Friday 16 October 2009

A juror’s doubts


It all started in 1991 just days before Christmas in the small town of Corsicana, Texas.

Cameron Todd Willingham was home alone with his three little girls when the house caught on fire. All three children died and Willingham got out with just some minor burns. He was convicted of “arson homicide” and sentenced to death for setting the fire while his wife was out shopping for Christmas presents.

I’ve covered this case for years now for AC360° and there are still so many unanswered questions.

Top of the list: “Was an innocent man executed?” And now, is Texas Governor Rick Perry trying to cover up evidence that would show he was innocent?
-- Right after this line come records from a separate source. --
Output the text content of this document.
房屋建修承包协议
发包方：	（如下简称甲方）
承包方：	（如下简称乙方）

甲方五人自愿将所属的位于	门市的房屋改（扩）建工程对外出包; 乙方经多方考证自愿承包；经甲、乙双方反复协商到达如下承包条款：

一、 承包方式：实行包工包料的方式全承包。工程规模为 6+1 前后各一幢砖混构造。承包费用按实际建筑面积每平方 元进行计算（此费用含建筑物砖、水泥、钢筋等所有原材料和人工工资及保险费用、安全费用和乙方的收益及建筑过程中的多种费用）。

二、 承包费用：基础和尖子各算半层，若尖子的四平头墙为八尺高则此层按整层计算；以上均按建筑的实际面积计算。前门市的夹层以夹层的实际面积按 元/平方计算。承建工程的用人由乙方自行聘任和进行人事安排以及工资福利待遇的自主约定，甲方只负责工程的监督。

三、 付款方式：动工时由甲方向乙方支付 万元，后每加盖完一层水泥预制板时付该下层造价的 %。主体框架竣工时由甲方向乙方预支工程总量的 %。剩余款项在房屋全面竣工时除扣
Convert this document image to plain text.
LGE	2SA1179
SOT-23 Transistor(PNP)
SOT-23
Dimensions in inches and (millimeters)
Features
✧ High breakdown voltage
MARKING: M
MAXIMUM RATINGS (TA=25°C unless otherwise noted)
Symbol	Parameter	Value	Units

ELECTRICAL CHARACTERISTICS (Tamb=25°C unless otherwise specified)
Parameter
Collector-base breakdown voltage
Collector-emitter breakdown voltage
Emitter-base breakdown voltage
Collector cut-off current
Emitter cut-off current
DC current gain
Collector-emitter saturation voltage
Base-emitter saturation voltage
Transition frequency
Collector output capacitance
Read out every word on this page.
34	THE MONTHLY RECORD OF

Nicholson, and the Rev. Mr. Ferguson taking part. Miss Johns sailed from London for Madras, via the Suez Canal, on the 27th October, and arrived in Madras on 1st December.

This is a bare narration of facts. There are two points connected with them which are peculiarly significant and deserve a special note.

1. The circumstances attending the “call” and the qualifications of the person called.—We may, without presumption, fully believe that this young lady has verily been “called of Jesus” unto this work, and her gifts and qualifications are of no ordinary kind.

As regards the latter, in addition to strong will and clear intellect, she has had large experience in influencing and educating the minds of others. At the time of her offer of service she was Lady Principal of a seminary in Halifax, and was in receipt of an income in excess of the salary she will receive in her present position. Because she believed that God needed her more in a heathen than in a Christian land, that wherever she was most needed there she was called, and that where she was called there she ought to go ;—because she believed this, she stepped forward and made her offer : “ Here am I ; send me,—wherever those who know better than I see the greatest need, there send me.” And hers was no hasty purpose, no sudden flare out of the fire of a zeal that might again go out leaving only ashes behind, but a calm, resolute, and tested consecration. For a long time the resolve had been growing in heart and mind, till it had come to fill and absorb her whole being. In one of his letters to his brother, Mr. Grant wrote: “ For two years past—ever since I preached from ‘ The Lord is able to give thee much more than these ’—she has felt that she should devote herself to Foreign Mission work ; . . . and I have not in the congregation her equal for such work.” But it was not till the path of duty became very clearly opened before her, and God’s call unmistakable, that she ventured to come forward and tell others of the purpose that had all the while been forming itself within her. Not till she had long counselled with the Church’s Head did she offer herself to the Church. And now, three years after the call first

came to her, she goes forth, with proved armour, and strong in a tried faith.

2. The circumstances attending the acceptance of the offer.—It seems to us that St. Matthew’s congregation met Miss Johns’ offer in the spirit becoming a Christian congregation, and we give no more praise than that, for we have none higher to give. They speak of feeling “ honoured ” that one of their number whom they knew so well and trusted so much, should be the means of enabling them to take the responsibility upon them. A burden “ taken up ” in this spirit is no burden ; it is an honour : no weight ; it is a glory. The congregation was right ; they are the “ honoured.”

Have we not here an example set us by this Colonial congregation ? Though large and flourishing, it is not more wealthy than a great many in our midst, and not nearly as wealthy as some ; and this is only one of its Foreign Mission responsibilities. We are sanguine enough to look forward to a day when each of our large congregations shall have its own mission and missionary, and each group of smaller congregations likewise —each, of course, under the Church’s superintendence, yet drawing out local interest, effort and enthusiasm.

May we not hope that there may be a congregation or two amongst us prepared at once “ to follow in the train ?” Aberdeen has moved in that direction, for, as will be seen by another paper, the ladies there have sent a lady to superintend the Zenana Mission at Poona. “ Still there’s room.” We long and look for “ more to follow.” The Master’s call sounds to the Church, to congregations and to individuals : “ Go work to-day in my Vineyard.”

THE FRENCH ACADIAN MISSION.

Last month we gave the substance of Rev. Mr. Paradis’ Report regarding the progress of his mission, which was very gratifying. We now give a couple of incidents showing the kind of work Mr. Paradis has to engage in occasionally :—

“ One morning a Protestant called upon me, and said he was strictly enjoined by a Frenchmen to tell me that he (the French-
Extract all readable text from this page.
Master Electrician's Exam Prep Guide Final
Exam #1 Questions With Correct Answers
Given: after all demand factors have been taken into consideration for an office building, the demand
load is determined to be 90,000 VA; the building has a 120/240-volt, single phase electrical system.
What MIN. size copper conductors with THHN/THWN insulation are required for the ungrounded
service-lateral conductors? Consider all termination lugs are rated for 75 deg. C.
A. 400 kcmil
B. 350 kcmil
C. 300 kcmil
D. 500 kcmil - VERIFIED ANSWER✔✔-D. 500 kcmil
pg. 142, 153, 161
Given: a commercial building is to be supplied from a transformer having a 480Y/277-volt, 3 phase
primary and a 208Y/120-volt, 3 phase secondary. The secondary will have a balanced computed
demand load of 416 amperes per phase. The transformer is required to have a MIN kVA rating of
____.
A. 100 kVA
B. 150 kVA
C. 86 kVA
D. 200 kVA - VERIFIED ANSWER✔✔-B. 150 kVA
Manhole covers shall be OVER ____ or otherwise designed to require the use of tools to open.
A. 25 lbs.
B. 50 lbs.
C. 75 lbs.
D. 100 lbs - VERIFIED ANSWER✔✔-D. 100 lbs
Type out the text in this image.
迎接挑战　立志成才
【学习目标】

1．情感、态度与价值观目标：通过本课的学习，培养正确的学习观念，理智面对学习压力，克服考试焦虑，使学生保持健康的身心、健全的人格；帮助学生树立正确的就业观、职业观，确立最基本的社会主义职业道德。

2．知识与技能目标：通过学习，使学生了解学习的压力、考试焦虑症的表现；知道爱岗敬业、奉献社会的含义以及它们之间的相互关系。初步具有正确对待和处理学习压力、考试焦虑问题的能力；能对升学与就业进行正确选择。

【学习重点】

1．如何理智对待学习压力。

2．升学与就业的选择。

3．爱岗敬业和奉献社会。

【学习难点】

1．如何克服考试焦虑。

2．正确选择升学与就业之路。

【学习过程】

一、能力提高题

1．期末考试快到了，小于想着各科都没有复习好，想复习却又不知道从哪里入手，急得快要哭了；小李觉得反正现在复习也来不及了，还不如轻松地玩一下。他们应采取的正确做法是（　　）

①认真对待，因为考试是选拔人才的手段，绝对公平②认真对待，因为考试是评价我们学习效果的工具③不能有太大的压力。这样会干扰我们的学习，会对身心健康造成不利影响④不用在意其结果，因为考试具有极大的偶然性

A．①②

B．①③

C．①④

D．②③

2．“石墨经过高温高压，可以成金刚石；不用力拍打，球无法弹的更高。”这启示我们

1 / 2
Willingham died by lethal injection February 17, 2004, after Texas Governor Rick Perry refused to grant him a stay even though new evidence had come to light that the fire was not arson! Mr. Perry is now in a heated re-election campaign.

Willingham’s stepmother, Eugena Willingham, told me she visited her son on death row every six weeks for 12 years. She always believed in her son’s innocence. I remember discussing the case over iced tea and homemade cookies in her Ardmore, Oklahoma home. She’s a sweet woman with a Texas-sized heart.

We sat in her kitchen a couple years ago, when I first interviewed her for a story on AC360°, and she showed me the family photo album. So many pictures of her son Todd and her granddaughters. She told me, “Todd called them his babies.” She spread his ashes over their graves.

For weeks, Governor Perry has been facing criticism for suddenly removing four members of a state commission which had set out to determine once and for all if Todd Willingham was innocent when he died.

This replacement of four members of the commission that had already been working on the case means the state’s work on the case is delayed, and maybe even derailed for good. The findings were supposed to be released just weeks before the Texas Republican Primary vote.

One person watching this case with eyes wide open now is Dorenda Lynn Brokofsky. She was on the jury in the Willingham arson trial back in 1992 and she told me today, she hasn’t slept very much since. All these years later, Brokofsky wonders if Willingham was innocent, even though she decided along with the others at the time that he was guilty.

We spoke by phone from her home in the midwest, where she moved after leaving Corsicana, where the fire took place. She dropped a couple of bombshells that left many of us here at AC360° shaking our heads.

She told me, “My dad was a fire marshall for eight years in Corsicana.” He wasn’t the fire marshall at the time of the Willingham fire, but she had a connection. And get this, she said her family was “good friends” with Douglas Fogg. Fogg was the deputy fire marshall and a key witness in the case. Fogg’s determination that the fire was arson really helped send Willingham to death row.

I interviewed Douglas Fogg years ago about this case and he told me he still stands by his findings and believes Willingham set the fire. I asked him if he’s at all concerned he may have sent an innocent man to his death? He said, simply, “No.”

But back to the juror who knew Investigator Fogg. How could prosecutors, the judge, and even the defense, let a woman on the jury who was “good friends” with a key witness for the prosecution and the deputy investigator? Wouldn’t that be a mistrial? Too late for Todd Willingham now, but the juror told me, “I told them I knew Mr. Fogg but they didn’t care.”

To this day, Brokofsky isn’t sure Willingham was guilty. “When you’re sitting there with all those facts, there was nothing else we could see. Now I don’t know. I can’t tell you he’s innocent, I can’t say 100 percent he’s guilty,” Dorenda said.

“I don’t sleep at night because of a lot of this,” she told me. “I have gone back and forth in my mind trying to think of anything that we missed. I don’t like the fact that years later someone is saying maybe we made a mistake. That the facts aren’t what they could’ve been.”

Brokofsky said, “I’ve got to stand in front of my God one day and explain what I did.”

To be fair, Todd Willingham wasn’t perfect. He had a history and was known around town for domestic disputes with his wife. Texas Governor Rick Perry, who has always said there was “overwhelming” evidence Willingham was guilty, just yesterday called him a “monster” and said he had tried to beat his wife into having an abortion, suggesting Willingham did not want the children. Willingham’s stepmother told me they did fight, but she “never saw any bruises on his wife.”

When I told the juror that arson science has changed over the years and that at least half a dozen arson experts now say the fire was not arson and not intentionally set, Brokofsky got so upset she had to get off the phone. She said she needed some time to “process this.”

Imagine, wondering all your life, if you sent an innocent man to the death chamber?